I did a bit of editing so your picture would show. Hope you don't mind. :cheers:


----------



## DixieTom (Feb 11, 2006)

Wow, looks like a lawn cutting machine, I tell u what

for that price and that size cut I would say it was a good deal! I had one of the older model JDs in that size/cut and it was a real workhorse.

that der canopy should help out alot with heat and such
-tom


----------



## Drawbar (Jul 2, 2006)

Welcome to the Kubota Owners of America Club! Myself, I have a 2500 series Kubota and love it. When I bought it, I thought it was a bit small, but it really has amazed me how versatile that machine is.

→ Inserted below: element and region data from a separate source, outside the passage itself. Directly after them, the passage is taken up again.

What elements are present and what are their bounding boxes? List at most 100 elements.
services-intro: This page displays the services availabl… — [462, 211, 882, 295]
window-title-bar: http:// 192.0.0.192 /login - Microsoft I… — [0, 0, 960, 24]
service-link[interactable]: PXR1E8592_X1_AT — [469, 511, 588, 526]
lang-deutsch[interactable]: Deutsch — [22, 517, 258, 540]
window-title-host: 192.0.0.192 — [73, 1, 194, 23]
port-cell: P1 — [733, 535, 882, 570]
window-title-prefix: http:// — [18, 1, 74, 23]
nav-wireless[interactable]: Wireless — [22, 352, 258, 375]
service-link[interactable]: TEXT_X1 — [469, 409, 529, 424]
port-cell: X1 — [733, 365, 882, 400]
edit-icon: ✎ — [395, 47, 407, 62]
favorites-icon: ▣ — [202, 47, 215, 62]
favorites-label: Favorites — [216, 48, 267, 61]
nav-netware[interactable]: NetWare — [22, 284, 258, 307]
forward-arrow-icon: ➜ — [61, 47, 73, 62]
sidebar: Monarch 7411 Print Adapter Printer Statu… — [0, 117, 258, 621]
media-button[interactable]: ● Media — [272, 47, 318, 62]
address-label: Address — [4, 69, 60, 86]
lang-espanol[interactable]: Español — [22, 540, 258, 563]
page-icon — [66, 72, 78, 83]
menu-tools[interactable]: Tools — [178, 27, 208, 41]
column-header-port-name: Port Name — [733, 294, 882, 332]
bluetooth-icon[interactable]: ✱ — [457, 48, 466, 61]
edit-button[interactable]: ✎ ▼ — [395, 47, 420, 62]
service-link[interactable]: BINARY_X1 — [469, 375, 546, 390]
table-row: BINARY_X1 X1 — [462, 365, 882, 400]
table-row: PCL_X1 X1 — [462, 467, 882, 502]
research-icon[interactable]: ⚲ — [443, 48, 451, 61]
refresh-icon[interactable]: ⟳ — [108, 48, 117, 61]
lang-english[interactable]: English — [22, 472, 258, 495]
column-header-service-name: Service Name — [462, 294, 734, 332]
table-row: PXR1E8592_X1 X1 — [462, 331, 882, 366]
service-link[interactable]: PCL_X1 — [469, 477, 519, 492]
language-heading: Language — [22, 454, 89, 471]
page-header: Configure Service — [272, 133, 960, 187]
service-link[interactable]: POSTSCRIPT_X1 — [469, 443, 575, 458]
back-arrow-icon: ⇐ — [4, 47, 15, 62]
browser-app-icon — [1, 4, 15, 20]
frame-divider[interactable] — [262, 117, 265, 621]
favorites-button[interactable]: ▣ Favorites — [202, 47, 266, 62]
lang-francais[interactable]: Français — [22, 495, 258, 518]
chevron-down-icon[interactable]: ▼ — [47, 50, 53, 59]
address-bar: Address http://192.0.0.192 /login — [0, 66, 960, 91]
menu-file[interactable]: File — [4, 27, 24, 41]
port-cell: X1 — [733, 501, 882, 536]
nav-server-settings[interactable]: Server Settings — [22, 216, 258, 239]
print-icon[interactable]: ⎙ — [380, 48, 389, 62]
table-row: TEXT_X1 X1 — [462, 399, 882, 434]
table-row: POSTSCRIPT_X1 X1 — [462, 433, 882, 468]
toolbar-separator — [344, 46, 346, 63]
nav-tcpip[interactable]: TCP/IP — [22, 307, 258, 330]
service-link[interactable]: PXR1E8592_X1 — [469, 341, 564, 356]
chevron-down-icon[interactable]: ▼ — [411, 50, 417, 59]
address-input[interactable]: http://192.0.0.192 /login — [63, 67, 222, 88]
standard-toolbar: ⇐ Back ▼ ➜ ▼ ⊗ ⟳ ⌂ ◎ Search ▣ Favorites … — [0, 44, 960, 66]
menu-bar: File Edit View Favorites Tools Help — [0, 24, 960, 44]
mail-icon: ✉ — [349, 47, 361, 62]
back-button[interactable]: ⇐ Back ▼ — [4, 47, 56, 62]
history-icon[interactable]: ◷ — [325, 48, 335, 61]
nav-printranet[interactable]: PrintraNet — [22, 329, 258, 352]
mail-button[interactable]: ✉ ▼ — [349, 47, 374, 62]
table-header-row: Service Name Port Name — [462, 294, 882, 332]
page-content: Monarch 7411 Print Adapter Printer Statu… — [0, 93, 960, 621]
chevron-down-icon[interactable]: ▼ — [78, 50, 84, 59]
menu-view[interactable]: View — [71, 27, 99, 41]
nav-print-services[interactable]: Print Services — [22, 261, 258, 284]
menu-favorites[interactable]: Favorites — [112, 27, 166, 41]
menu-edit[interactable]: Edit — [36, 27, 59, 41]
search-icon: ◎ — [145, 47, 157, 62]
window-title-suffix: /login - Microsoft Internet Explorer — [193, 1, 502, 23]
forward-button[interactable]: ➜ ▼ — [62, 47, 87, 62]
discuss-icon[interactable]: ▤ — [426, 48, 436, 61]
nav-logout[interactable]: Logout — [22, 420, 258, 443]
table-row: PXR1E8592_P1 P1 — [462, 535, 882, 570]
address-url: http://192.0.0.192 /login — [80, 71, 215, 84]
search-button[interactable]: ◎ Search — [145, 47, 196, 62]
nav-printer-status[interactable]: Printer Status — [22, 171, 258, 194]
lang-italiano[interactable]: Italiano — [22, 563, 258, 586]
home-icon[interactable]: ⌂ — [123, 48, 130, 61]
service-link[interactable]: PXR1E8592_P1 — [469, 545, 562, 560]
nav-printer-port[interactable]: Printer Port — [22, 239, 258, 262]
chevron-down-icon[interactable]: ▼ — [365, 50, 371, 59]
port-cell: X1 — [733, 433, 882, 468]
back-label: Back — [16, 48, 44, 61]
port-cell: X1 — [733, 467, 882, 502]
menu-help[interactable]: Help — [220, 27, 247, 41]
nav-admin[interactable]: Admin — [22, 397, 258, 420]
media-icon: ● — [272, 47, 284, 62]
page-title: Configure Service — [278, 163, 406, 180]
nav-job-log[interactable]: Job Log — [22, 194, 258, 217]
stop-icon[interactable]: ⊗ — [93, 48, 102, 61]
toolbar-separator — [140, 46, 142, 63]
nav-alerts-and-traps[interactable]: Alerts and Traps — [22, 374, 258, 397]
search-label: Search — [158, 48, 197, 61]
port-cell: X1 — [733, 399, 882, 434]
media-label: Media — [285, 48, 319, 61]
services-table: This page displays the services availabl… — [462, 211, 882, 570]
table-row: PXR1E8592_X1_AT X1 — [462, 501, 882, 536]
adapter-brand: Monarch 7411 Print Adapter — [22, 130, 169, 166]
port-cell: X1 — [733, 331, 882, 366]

What I like about them, is how strong and simple they are. There is no part on it that I would not jump right into with a pail full of wrenches and start tearing apart to fix. So far I have had pretty good luck and have only minor problems. Mine is a 1999 model.


----------



## Live Oak (Dec 22, 2003)

The roll frame enclosure makes it look like it would not be difficult at all to enclose for a winter cab as well. I like mowing with a front mower. It gives me much better visibility of the work I am doing and also make close in trimming MUCH easier. Wish I had 4WD like yours though. Nice looking machine! :thumbsup:


----------



## whiteywalker (Apr 20, 2011)

*Just bought a F2100 wd*

Hey, 

Just bought one of those units at an estate auction. Just wondering if you still had yours, had good luck with it? 

******


----------